Anyway to make matters worse, it started pouring down with rain and the now established path turned into a complete mudslide. I went the whole trip without falling down, but I managed to fall about 16 times. At one point I was literally face down on the ground trying to crawl up this path without managing to even get a grip before sliding back down. There I was laying there exhausted, tired, and covered in sweat, rain, and abrasions. It was that exact moment that several locals casually walked on by me in flip-flops up the mountain. They legit just didn’t give a fuck. I couldn’t believe it. So there went my self-esteem too. Eventually we made it to the village and I had 2-minute noodles and no one understood what I was saying, so it was more or less just like being back in Sydney. I still enjoyed it though. Eventually we made it back to the boat, and even the soldier dude admitted that was the most intense experience of his life. I got back home, passed out, missed going out with all the friends I made in the city, and woke up at 5AM the next day to begin my first flight home. Luckily I pre-emptively set the alarm on my phone.

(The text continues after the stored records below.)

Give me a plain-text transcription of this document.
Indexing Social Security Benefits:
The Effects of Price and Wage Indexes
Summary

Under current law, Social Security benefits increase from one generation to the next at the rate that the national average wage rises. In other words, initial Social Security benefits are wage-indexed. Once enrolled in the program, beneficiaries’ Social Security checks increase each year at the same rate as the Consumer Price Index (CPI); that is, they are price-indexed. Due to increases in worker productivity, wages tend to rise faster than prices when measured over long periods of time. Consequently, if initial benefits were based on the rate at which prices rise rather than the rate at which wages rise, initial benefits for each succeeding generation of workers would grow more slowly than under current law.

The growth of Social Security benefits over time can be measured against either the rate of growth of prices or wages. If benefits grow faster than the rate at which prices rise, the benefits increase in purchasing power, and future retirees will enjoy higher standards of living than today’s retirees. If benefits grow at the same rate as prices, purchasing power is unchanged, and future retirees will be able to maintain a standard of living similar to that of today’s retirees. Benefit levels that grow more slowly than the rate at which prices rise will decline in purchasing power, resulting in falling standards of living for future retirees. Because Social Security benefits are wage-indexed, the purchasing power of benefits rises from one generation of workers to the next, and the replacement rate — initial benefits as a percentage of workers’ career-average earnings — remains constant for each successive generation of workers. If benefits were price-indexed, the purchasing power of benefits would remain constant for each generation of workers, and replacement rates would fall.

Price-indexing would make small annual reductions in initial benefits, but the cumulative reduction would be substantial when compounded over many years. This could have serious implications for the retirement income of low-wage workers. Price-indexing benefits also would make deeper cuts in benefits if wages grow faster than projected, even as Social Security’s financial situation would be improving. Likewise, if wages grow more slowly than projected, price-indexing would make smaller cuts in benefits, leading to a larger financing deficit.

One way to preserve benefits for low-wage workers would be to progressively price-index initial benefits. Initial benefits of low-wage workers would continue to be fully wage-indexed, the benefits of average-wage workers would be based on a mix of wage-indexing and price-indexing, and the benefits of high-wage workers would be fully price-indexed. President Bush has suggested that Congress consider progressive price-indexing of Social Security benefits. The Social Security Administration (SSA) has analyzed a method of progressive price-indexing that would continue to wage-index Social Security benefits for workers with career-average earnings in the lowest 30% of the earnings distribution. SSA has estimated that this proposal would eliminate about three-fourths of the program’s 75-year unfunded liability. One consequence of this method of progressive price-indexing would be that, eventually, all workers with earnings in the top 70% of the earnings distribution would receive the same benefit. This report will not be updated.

This sort of just turned into a massive whine, so to make up for it here are a couple photos from the day so you know this is all legit.

 

Admittedly, the kids at the villages were so cute and lovely.

On the left is the soldier and on the right is the tour guide. This is at the start when there was still a usable path.

 

The villagers themselves lived in these little huts they built without any electricity. Also there were lots of ducks. I like ducks.